The Berlin Film Festival opened on Thursday night with the message that new voices matter as Hollywood legend Michelle Yeoh recalled how the festival supported her early in her career. “When I was still searching for where I belonged, Berlin welcomed me. That early welcome mattered,” said Yeoh as she accepted an Honorary Golden Bear for lifetime achievement.
“It said there was space for voices from the edges, refused to behave, for artists still becoming themselves,” she said, clutching the prize to her chest during her speech. That message was further driven home with the opening film, “No Good Men,” a political romantic comedy set in Kabul shortly before the Taliban took over in 2021 that was directed by the 35-year-old Iran-born Afghan filmmaker Sharhbanoo Sadat.
“We could choose something really obvious, something from a filmmaker people have heard of, or with recognizable stars,” festival director Tricia Tuttle said on the red carpet. “But this is a film that made us laugh and made us cry.”
Actors including Bella Ramsey, Neil Patrick Harris, Daniel Bruehl and Lars Eidinger assembled on the rainy carpet ahead of the ceremony. Several attendees used their time before the cameras to make a political statement, with one group holding up sheets that said “Watch out, fascists! We are more!” while another cluster held up signs in support of the Iranian people.
German director Wim Wenders, who is heading this year’s international jury, said that the films he has already watched reminded him why he loved Berlin. “It’s so varied and it’s really about issues more than — well, I love glamour, don’t get me wrong, but sometimes it’s good to scratch a little bit,” Wenders said ahead of the ceremony.

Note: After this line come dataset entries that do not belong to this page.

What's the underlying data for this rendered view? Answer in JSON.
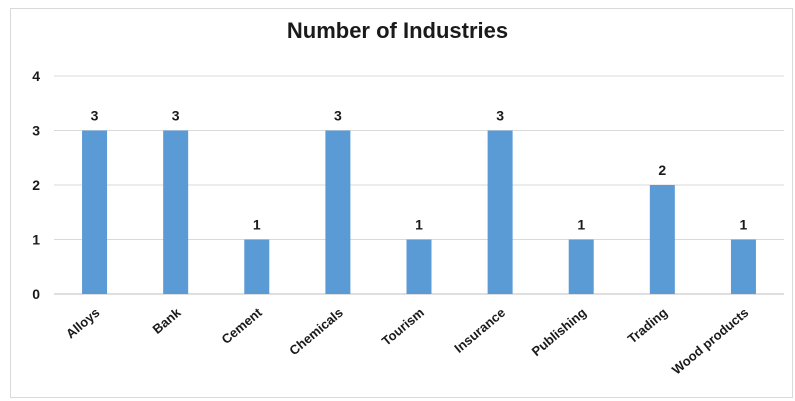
{
  "chart_data": {
    "type": "bar",
    "title": "Number of Industries",
    "categories": [
      "Alloys",
      "Bank",
      "Cement",
      "Chemicals",
      "Tourism",
      "Insurance",
      "Publishing",
      "Trading",
      "Wood products"
    ],
    "values": [
      3,
      3,
      1,
      3,
      1,
      3,
      1,
      2,
      1
    ],
    "data_labels": [
      "3",
      "3",
      "1",
      "3",
      "1",
      "3",
      "1",
      "2",
      "1"
    ],
    "y_ticks": [
      "0",
      "1",
      "2",
      "3",
      "4"
    ],
    "ylim": [
      0,
      4
    ],
    "grid": true,
    "legend": "none",
    "xlabel": "",
    "ylabel": "",
    "colors": {
      "bar": "#5b9bd5",
      "grid": "#d9d9d9",
      "axis": "#bfbfbf",
      "text": "#1a1a1a"
    }
  }
}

Wenders and the six other jury members will hand out the top Golden Bear prize at the festival’s closing ceremony on Feb.21.
“Anora” director Sean Baker was also at the festival for the first time to present Yeoh with the lifetime achievement award. Baker, who recently worked with Yeoh on a short film called “Sandiwara” about life in Malaysia, admitted he had been a fan of the Oscar winner since watching bootleg VHS tapes from her Hong Kong years that he found in New York City’s Chinatown. “There’s no small project for Michelle Yeoh. There’s only the question: how do we make this honest? How do we make this alive?” said Baker.
Meanwhile, Wenders hailed the power of cinema to “change the world” as the event’s 76th edition kicked off, promising an eclectic selection of films reflecting current upheavals. The Berlinale is the first major international festival on the annual film calendar, and has a reputation for topical and progressive programming. This year’s edition takes place against the backdrop of international tensions and global threats to human rights.
Speaking alongside other members of the jury at a press conference, Wenders, one of Germany’s most celebrated directors, said “movies can change the world”, but cautioned that “no movie has really changed any politician’s idea”. “We can change the idea that people have of how they should live,” said Wenders, who himself won an honorary Golden Bear award at the festival in 2015 in recognition of an illustrious career stretching back to the 1970s.
In comparison with Cannes or Venice, Berlin attracts fewer big productions with A-list-heavy casts. But that is not to say there are no big names on the programme. “The Weight” features Russell Crowe and Ethan Hawke in a tale of a man forced to smuggle gold through the lethal wilderness of Depression-era rural Oregon.
Southern Germany stands in for the US Northwest in the film, one of an increasing number of American productions choosing to shoot abroad to save on costs. In the official competition section, one of the most eagerly awaited films is “Rosebush Pruning”, from Berlinale favourite Karim Ainouz, billed as “a biting satire about the absurdity of the traditional patriarchal family”. The cast boasts Elle Fanning, Callum Turner, Jamie Bell and Pamela Anderson, who are sure to be some of Saturday’s red-carpet highlights.